Imagine a 20-carat gold nugget so light it could sit atop the foam on your cappuccino. That's what materials scientists in Switzerland have created. The nugget is actually an aerogel, a three-dimensional gold mesh consisting mostly of pores and is the lightest form of gold created.

The motivation behind the work, which took 18 months, was not only to produce a protein-based aerogel that could compare with cellulose or carbon nanotubes or even graphene aerogels, but also to exploit the possibility of using nanometer-fine protein fibers to synthesize in-situ gold nanoparticles and microcrystals. That’s according to Raffaele Mezzenga, a physicist and materials scientist at ETH Zurich and professor of food and soft materials.

Raffaele Mezzenga, a physicist and materials scientist at ETH ZurichRaffaele Mezzenga, a physicist and materials scientist at ETH Zurich“The result was a new form of gold aerogel with visual properties practically identical to real bulk gold, but with densities thousands of times lighter and unprecedented physical properties,” he says.

The gold aerogel even has a metallic shine. But in contrast to solid gold, the aerogel form is soft and malleable and lightweight. That’s because it consists of 98 parts air and two parts solid material, of which about four-fifths are gold and less than one-fifth is super-fine milk protein fibers, called amyloid fibrils. This corresponds to around 20 carat gold.

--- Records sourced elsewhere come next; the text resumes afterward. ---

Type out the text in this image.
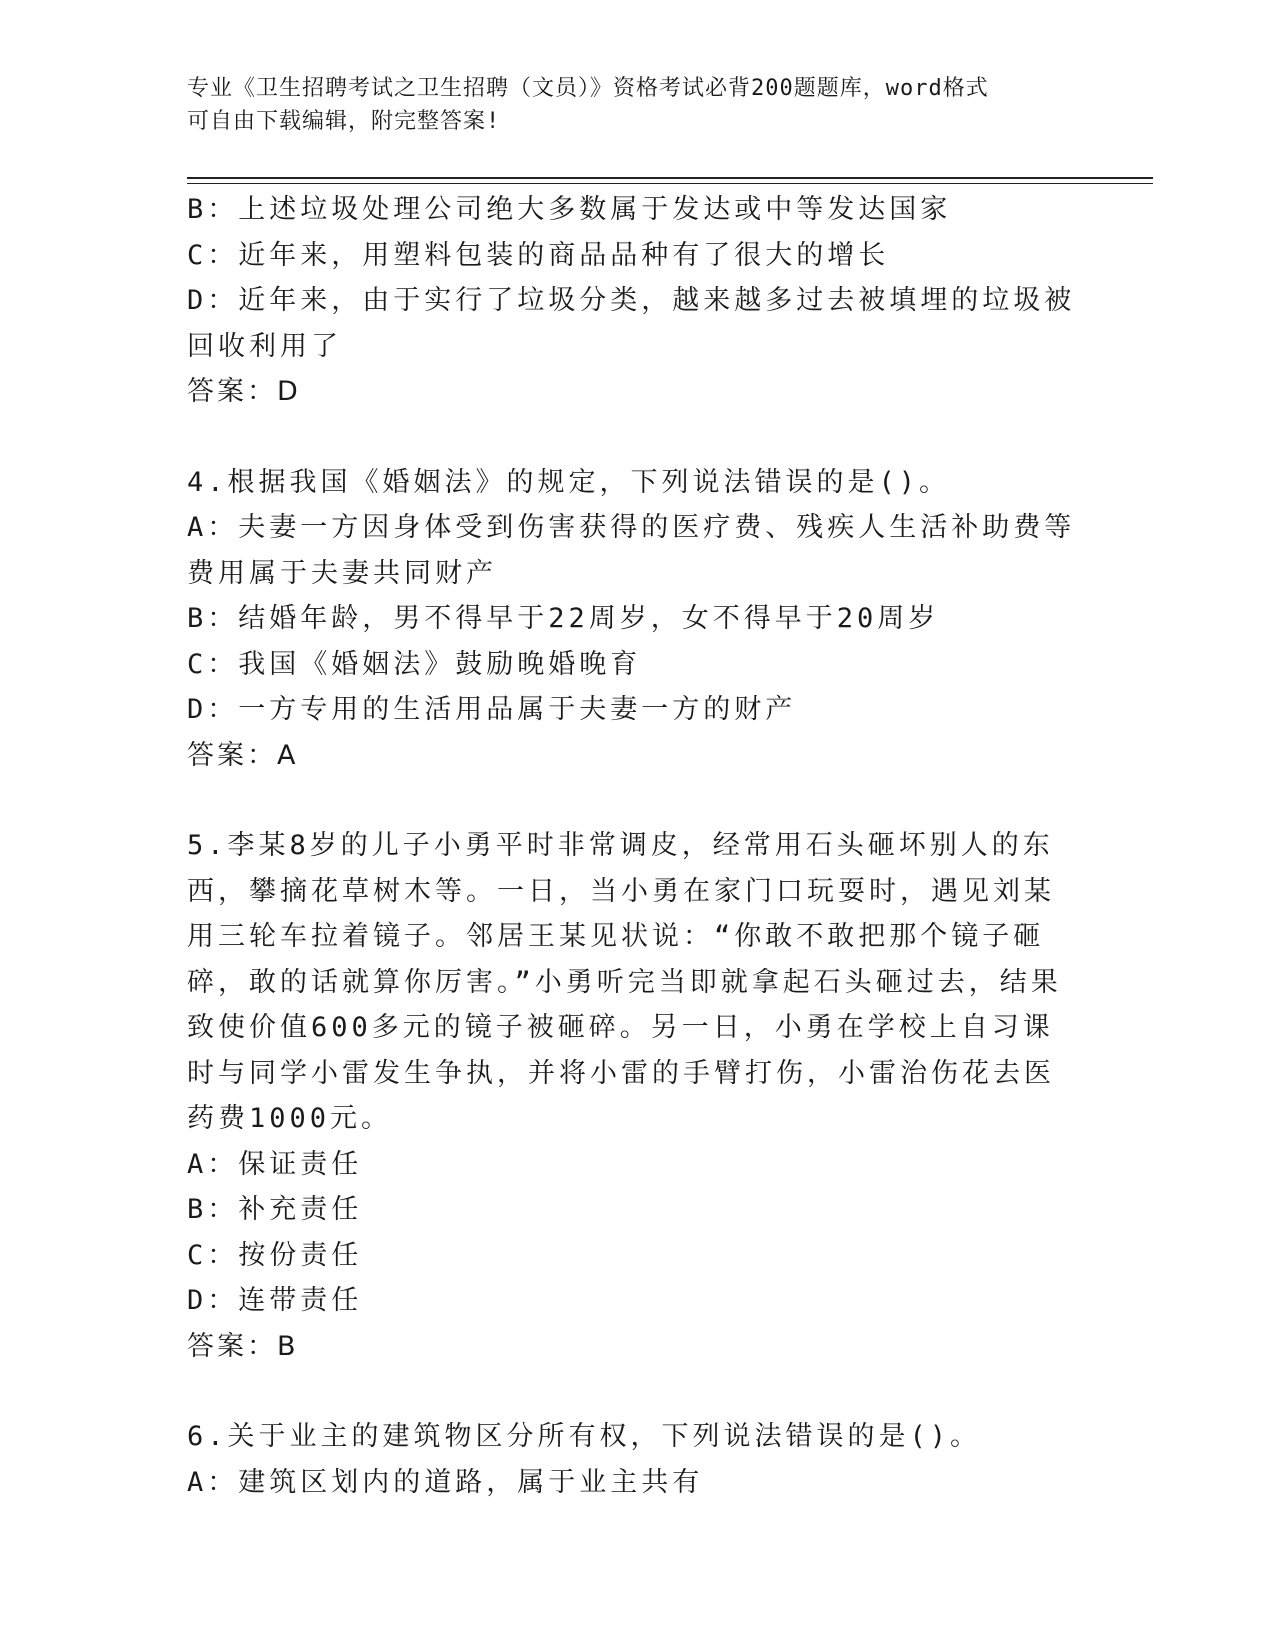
专业《卫生招聘考试之卫生招聘（文员）》资格考试必背200题题库，word格式
可自由下载编辑，附完整答案!
B：上述垃圾处理公司绝大多数属于发达或中等发达国家
C：近年来，用塑料包装的商品品种有了很大的增长
D：近年来，由于实行了垃圾分类，越来越多过去被填埋的垃圾被回收利用了
答案：D
4.根据我国《婚姻法》的规定，下列说法错误的是()。
A：夫妻一方因身体受到伤害获得的医疗费、残疾人生活补助费等费用属于夫妻共同财产
B：结婚年龄，男不得早于22周岁，女不得早于20周岁
C：我国《婚姻法》鼓励晚婚晚育
D：一方专用的生活用品属于夫妻一方的财产
答案：A
5.李某8岁的儿子小勇平时非常调皮，经常用石头砸坏别人的东西，攀摘花草树木等。一日，当小勇在家门口玩耍时，遇见刘某用三轮车拉着镜子。邻居王某见状说：“你敢不敢把那个镜子砸碎，敢的话就算你厉害。”小勇听完当即就拿起石头砸过去，结果致使价值600多元的镜子被砸碎。另一日，小勇在学校上自习课时与同学小雷发生争执，并将小雷的手臂打伤，小雷治伤花去医药费1000元。
A：保证责任
B：补充责任
C：按份责任
D：连带责任
答案：B
6.关于业主的建筑物区分所有权，下列说法错误的是()。
A：建筑区划内的道路，属于业主共有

Developing this new gold proved to be about as time consuming as panning for it. First, the researchers heated milk proteins to produce the protein fibers from which they then produced a solution of gold salt. The protein fibers commingled into a basic structure as the gold crystallized into tiny particles, resulting in a gel-like gold fiber network.

Drying Challenge

A major challenge was figuring out how to dry this structure of protein fibers and gold particles without destroying it. Air drying wasn’t considered a sufficiently robust technique.

Instead, researchers opted for a method using carbon dioxide. “We used supercritical CO2 in a 100bar high-pressure environment, since the CO2 is then soluble with the alcohol used yet highly volatile when pressure is released,” Mezzenga says.

Using a process in which gold particles are crystallized directly during manufacture of the aerogel protein structure, rather than added to an existing scaffold, is new and comes with an advantage. It makes it easy to obtain a homogeneous gold aerogel that perfectly mimics gold alloys.

Manifold Applications

The new material could prove useful in many applications where gold is currently being used. One such application is in foods. “Because the material is formed by air, protein and gold, and gold is an approved food ingredient, one could think of several applications in the culinary industry; for example, chocolates, desserts and other dishes,” he says.

But applications extend well beyond the food industry. “An obvious application has to be in catalysis where the highly porous nature of this new type of gold perfectly suits the technological needs,” he says. “Another possibility is in optics, since gold nanoparticles and nanocrystals have plasmonic properties that bulk gold does not possess.”

As far as jewelry goes, however, this version isn’t likely to show up in watches, rings or gold necklaces anytime soon. But the possibilities may be intriguing. “This new material can be varied in content to fully meet jewelry standards of 18 carats or more while controlling the color of the gold and its density,” says Mezzenga. “Because of its light density, one could fill up huge volumes of solids with 18-carat gold; previously the cost of doing this would have been unaffordable.”